Friday, August 28, 2009

Double Feature


The ad campaign for Body of Lies made it look like a technothriller, but it’s not. The failure of technology to deliver on its promises in the War on Terror is one of the movie’s themes: “They’ve figured out they’re fighting an enemy from the future,” as a character nicely puts it. The interrogation methods of the CIA are treated glancingly as well --just enough to leave a chill --and the interagency rivalries, and then the story quickly gets down to the real business of espionage: the care and feeding of cat’s paws. This is a good one.

Blindness is a zombie story without the zombies. If you’ve ever doubted the need for zombies, for the distance they allow, watch this film. It is slightly easier to take than Spike Lee’s When The Levees Broke.

Wednesday, August 26, 2009

Dragons On The Cover

I haven’t read Thomas Pynchon’s Inherent Vice, but I’ve read a lot about it, most written by people who’ve never before stooped to write a word about a private eye novel.
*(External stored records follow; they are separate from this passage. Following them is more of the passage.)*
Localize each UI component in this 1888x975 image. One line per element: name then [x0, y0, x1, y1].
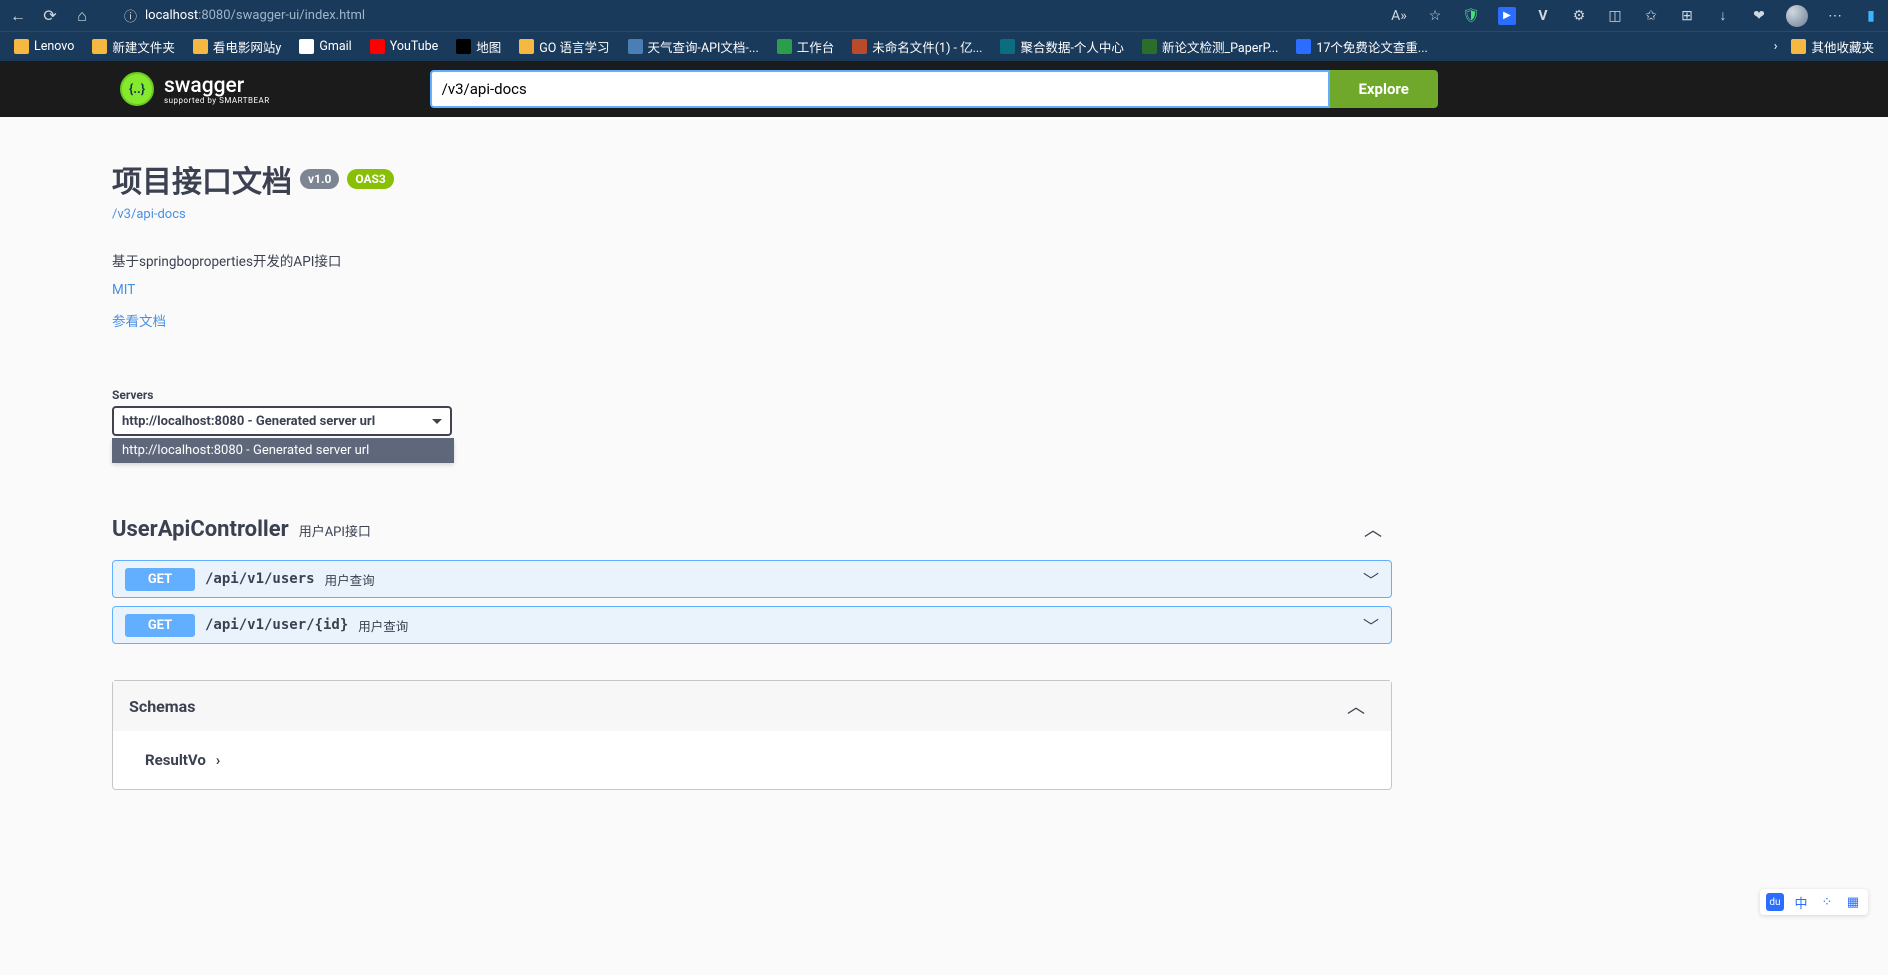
server-dropdown: http://localhost:8080 - Generated server…: [112, 438, 454, 463]
bookmark-icon: [628, 39, 643, 54]
collections-icon[interactable]: ⊞: [1678, 7, 1696, 25]
bookmark-icon: [1142, 39, 1157, 54]
heart-icon[interactable]: ❤: [1750, 7, 1768, 25]
schema-item[interactable]: ResultVo ›: [145, 751, 1359, 769]
external-docs-link[interactable]: 参看文档: [112, 310, 1392, 330]
chrome-right: A» ☆ 🛡 ▶ V ⚙ ◫ ✩ ⊞ ↓ ❤ ⋯ ▮: [1390, 5, 1880, 27]
bookmark-item[interactable]: 新论文检测_PaperP...: [1138, 35, 1282, 58]
address-bar[interactable]: ⓘ localhost:8080/swagger-ui/index.html: [124, 6, 365, 25]
swagger-logo[interactable]: {..} swagger supported by SMARTBEAR: [120, 72, 270, 106]
bookmark-icon: [14, 39, 29, 54]
bookmark-item[interactable]: 未命名文件(1) - 亿...: [848, 35, 986, 58]
star-icon[interactable]: ☆: [1426, 7, 1444, 25]
bookmark-icon: [370, 39, 385, 54]
bookmark-icon: [519, 39, 534, 54]
video-icon[interactable]: ▶: [1498, 7, 1516, 25]
bear-icon[interactable]: du: [1766, 893, 1784, 911]
back-icon[interactable]: ←: [8, 6, 28, 26]
bookmark-item[interactable]: Lenovo: [10, 35, 78, 58]
bookmark-icon: [92, 39, 107, 54]
chevron-down-icon: ﹀: [1363, 567, 1379, 591]
url-host: localhost: [145, 8, 198, 23]
download-icon[interactable]: ↓: [1714, 7, 1732, 25]
bookmark-icon: [777, 39, 792, 54]
server-select[interactable]: http://localhost:8080 - Generated server…: [112, 406, 452, 436]
version-badge: v1.0: [300, 169, 339, 189]
float-tools: du 中 ⁘ ▦: [1760, 889, 1868, 915]
op-description: 用户查询: [358, 616, 408, 635]
op-description: 用户查询: [325, 570, 375, 589]
bookmark-icon: [456, 39, 471, 54]
split-icon[interactable]: ◫: [1606, 7, 1624, 25]
tag-header[interactable]: UserApiController 用户API接口 ︿: [112, 506, 1392, 552]
extension-icon[interactable]: ⚙: [1570, 7, 1588, 25]
bookmark-item[interactable]: 17个免费论文查重...: [1292, 35, 1431, 58]
bookmark-item[interactable]: 聚合数据-个人中心: [996, 35, 1127, 58]
servers-label: Servers: [112, 388, 1392, 402]
chevron-up-icon: ︿: [1364, 516, 1392, 542]
bookmark-icon: [1296, 39, 1311, 54]
bookmark-icon: [299, 39, 314, 54]
more-icon[interactable]: ⋯: [1826, 7, 1844, 25]
shield-icon[interactable]: 🛡: [1462, 7, 1480, 25]
bookmark-item[interactable]: YouTube: [366, 35, 443, 58]
api-docs-link[interactable]: /v3/api-docs: [112, 207, 186, 222]
license-link[interactable]: MIT: [112, 282, 1392, 298]
logo-subtext: supported by SMARTBEAR: [164, 96, 270, 105]
read-aloud-icon[interactable]: A»: [1390, 7, 1408, 25]
swagger-logo-icon: {..}: [120, 72, 154, 106]
tag-name: UserApiController: [112, 517, 289, 542]
overflow-icon[interactable]: ›: [1774, 39, 1778, 54]
bookmark-icon: [193, 39, 208, 54]
bookmark-item[interactable]: GO 语言学习: [515, 35, 613, 58]
logo-text: swagger: [164, 74, 270, 98]
bookmark-item[interactable]: Gmail: [295, 35, 355, 58]
schemas-title: Schemas: [129, 697, 195, 716]
other-bookmarks[interactable]: 其他收藏夹: [1787, 35, 1878, 58]
info-icon[interactable]: ⓘ: [124, 6, 137, 25]
bookmark-icon: [1000, 39, 1015, 54]
browser-chrome: ← ⟳ ⌂ ⓘ localhost:8080/swagger-ui/index.…: [0, 0, 1888, 31]
bookmark-item[interactable]: 工作台: [773, 35, 839, 58]
method-badge: GET: [125, 614, 195, 637]
chevron-up-icon: ︿: [1347, 693, 1375, 719]
favorites-icon[interactable]: ✩: [1642, 7, 1660, 25]
schemas-header[interactable]: Schemas ︿: [113, 681, 1391, 731]
bookmarks-bar: Lenovo 新建文件夹看电影网站y Gmail YouTube 地图 GO 语言学习天气…: [0, 31, 1888, 61]
chevron-down-icon: ﹀: [1363, 613, 1379, 637]
bookmark-item[interactable]: 地图: [452, 35, 505, 58]
operation-block[interactable]: GET /api/v1/user/{id} 用户查询 ﹀: [112, 606, 1392, 644]
method-badge: GET: [125, 568, 195, 591]
sidebar-icon[interactable]: ▮: [1862, 7, 1880, 25]
dots-icon[interactable]: ⁘: [1818, 893, 1836, 911]
bookmark-icon: [852, 39, 867, 54]
oas-badge: OAS3: [347, 169, 394, 189]
bookmark-item[interactable]: 看电影网站y: [189, 35, 285, 58]
bookmark-item[interactable]: 新建文件夹: [88, 35, 179, 58]
tag-description: 用户API接口: [299, 521, 371, 540]
folder-icon: [1791, 39, 1806, 54]
explore-button[interactable]: Explore: [1330, 70, 1438, 108]
operation-block[interactable]: GET /api/v1/users 用户查询 ﹀: [112, 560, 1392, 598]
swagger-header: {..} swagger supported by SMARTBEAR Expl…: [0, 61, 1888, 117]
v-icon[interactable]: V: [1534, 7, 1552, 25]
grid-icon[interactable]: ▦: [1844, 893, 1862, 911]
op-path: /api/v1/user/{id}: [205, 617, 348, 633]
url-path: :8080/swagger-ui/index.html: [198, 8, 365, 23]
refresh-icon[interactable]: ⟳: [40, 6, 60, 26]
op-path: /api/v1/users: [205, 571, 315, 587]
server-option[interactable]: http://localhost:8080 - Generated server…: [112, 438, 454, 463]
bookmark-item[interactable]: 天气查询-API文档-...: [624, 35, 763, 58]
avatar[interactable]: [1786, 5, 1808, 27]
chevron-right-icon: ›: [216, 751, 221, 769]
home-icon[interactable]: ⌂: [72, 6, 92, 26]
api-description: 基于springboproperties开发的API接口: [112, 250, 1392, 270]
api-title: 项目接口文档: [112, 157, 292, 201]
translate-icon[interactable]: 中: [1792, 893, 1810, 911]
explore-input[interactable]: [430, 70, 1330, 108]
Once stooped, they figure, why not add some heavy lifting to the enterprise, and cut loose on the meanings of genre fiction?

This is all fine and well. I enjoy highbrow mucking-about in popular culture as much as any middlebrow does -- maybe more.

However, at the risk of sounding like a teenaged hard-SF fan whose aunt buys him books with dragons on the cover…I say, friends, please: I wouldn’t come to your party and throw around “allusion” and “metaphor” as if they were one and the same.

You’ve guessed it. I’m on about this again.

Monday, August 3, 2009

A Relationship in Three Lines: Motherly-Love Edition



"Ruby still cared very much about Richard. But she cared for Richard the way she would have cared for a mangled toe. She had no high expectations for what it could do, but it still hurt like crazy, so there was no question that it belonged to her."